Abrikosov was baptized in the Russian Orthodox Church, but in his youth his attitude towards religion became critical. Abrikosov graduated from the 5th Moscow Gymnasium and historical-philological faculty of Moscow University, and also studied at Oxford. In 1905, he married his cousin Anna Abrikosova. For five years the couple traveled in Europe, where they became seriously interested in Catholicism.

==Conversion to Catholicism==

In 1908, Anna Abrikosova converted to Catholicism, and a year later Vladimir converted as well. In 1910, Abrikosov returned to Russia. In his apartment in Moscow, they organized meetings of intellectuals, speaking to them on religious subjects and material support for poor Catholic children. Abrikosov's apartment was at that time one of the main centers for the dissemination of Catholic ideas in Moscow. In 1913, the couple was accepted into the novitiate of the Third Order of the Dominicans. In the same year, during a trip to Rome, they took vows to become members of the Order and had an audience with Pope Pius X. In Russia Abrikosov practised the Latin rite, intending to revert to the Byzantine rite when it had developed sufficiently in Russia.

==Ordination as a Catholic priest==

On 29 May 1917, Vladimir Abrikosov took part in the Council of the Russian Greek Catholic Church and was ordained a Catholic priest of the Byzantine rite by Metropolitan Andrey Sheptytsky of the Ukrainian Greek-Catholic Church. In the same year Sheptytsky appointed him rector of the Moscow Greek Catholic parish and head of the Moscow Dominicans.

==Arrest and expulsion from Russia==

In 1920–1922 in the Abrikosovs' house dialogue took place between representatives of the Catholic and Orthodox churches, which was attended by Moscow intellectuals. Under the influence of Abrikosov in particular, Dmitriy Kuz'min-Karavaev converted to Catholicism. Such activity was considered counterrevolutionary and on 17 August 1922, Vladimir Abrikosov was arrested and sentenced to death, but the punishment was subsequently commuted to perpetual exile. On 29 September of the same year, Abrikosov was expelled from Russia by philosophers' ship, together with 150 of the most prominent Russian intellectuals.

==Exile==

Abrikosov built up contacts with various representatives of the Russian emigre community, organized in Rome a Committee of Russian Catholics, and kept the Holy See constantly informed as to the persecution of Catholics in Soviet Russia, among whom was his wife.

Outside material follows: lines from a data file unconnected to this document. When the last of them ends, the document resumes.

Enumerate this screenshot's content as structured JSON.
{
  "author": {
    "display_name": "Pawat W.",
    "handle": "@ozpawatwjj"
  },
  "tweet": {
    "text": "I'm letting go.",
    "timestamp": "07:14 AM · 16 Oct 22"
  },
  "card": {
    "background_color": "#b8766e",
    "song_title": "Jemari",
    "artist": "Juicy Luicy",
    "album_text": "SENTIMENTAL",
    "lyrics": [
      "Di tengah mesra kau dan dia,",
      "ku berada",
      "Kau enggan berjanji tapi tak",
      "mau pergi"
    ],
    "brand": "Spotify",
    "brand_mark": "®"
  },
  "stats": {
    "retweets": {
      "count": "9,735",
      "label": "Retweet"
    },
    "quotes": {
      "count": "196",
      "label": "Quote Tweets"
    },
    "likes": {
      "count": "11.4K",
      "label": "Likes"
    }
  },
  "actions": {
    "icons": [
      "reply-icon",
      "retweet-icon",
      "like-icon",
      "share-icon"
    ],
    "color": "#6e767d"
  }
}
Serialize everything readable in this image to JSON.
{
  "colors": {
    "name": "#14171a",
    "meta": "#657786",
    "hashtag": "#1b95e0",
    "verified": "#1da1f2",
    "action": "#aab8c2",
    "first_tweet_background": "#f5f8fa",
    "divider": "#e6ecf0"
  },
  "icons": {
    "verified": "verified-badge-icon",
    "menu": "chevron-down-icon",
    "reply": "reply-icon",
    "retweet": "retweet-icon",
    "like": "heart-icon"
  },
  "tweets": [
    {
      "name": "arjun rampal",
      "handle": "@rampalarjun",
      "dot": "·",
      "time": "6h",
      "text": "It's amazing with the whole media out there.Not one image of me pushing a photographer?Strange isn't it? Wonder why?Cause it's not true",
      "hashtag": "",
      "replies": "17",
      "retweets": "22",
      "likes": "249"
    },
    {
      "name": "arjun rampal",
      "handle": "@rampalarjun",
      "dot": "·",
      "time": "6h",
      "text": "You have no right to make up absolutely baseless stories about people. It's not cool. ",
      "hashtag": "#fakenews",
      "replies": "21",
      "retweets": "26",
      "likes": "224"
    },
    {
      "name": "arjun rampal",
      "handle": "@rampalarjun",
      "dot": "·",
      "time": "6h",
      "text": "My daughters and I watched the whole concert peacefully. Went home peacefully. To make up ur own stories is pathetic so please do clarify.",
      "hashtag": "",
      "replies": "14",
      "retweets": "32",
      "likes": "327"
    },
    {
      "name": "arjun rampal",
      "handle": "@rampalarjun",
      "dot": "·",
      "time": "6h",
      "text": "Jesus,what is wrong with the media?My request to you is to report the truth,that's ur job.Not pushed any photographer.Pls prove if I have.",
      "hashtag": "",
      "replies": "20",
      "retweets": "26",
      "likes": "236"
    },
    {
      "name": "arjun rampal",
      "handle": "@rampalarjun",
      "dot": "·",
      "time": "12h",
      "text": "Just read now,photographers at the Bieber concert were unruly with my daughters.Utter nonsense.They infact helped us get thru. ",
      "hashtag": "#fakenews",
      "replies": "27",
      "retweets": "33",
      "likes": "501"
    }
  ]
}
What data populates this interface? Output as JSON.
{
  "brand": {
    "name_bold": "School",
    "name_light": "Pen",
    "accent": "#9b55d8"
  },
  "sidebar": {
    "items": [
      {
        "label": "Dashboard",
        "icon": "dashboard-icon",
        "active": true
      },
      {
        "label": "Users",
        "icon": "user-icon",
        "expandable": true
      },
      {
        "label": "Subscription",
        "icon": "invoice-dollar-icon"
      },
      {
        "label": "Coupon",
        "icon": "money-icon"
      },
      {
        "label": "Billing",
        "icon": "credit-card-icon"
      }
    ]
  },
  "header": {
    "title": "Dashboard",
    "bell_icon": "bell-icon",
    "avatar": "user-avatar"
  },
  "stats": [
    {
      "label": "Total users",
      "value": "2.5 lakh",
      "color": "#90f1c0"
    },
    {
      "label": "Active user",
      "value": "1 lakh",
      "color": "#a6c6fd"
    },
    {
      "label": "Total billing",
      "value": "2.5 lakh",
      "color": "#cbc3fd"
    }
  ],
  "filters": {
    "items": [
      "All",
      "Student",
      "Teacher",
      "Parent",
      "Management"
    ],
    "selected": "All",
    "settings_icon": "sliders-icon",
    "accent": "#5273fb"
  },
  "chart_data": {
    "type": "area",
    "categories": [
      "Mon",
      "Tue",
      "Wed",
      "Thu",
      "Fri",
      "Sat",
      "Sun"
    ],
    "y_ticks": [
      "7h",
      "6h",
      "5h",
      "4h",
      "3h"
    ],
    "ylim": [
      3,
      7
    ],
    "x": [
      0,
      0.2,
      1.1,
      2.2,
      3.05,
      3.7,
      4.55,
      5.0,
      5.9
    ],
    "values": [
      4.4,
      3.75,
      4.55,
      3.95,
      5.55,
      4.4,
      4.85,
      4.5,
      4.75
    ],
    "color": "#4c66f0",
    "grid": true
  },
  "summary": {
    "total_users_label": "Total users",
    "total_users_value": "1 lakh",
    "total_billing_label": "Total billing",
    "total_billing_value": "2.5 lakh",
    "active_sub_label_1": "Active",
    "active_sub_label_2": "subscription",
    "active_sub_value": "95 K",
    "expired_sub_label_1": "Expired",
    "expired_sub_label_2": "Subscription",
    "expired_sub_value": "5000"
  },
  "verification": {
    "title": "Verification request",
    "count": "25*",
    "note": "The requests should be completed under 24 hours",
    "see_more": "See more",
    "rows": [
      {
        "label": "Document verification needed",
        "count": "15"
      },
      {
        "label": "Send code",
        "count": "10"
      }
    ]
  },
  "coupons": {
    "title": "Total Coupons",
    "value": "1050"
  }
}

In 1922 Abrikosov obtained an audience with Pope Pius XI to discuss the situation of the Russian Catholic Church. Soon after, Abrikosov was named Procurator of the Russian Exarchate by Mgr. Jules Tibirghien, an official of the Congregation for Eastern Churches. However, Abrikosov faced accusations of being a Russian spy by a Russian officer, Baron Igor von der Launitz. He also faced strong opposition from Bishop Michel d'Herbigny, who wanted Abrikosov to resign his position as Procurator, and conflicts with the Jesuits. Abrikosov left Rome to establish himself in Paris, when it was rumoured that D'Herbigny intended to abolish the Exarchate.

==Death==

In the last years of his life, Abrikosov withdrew from contact with the Russian émigré community and lived in solitude. He died on 22 July 1966.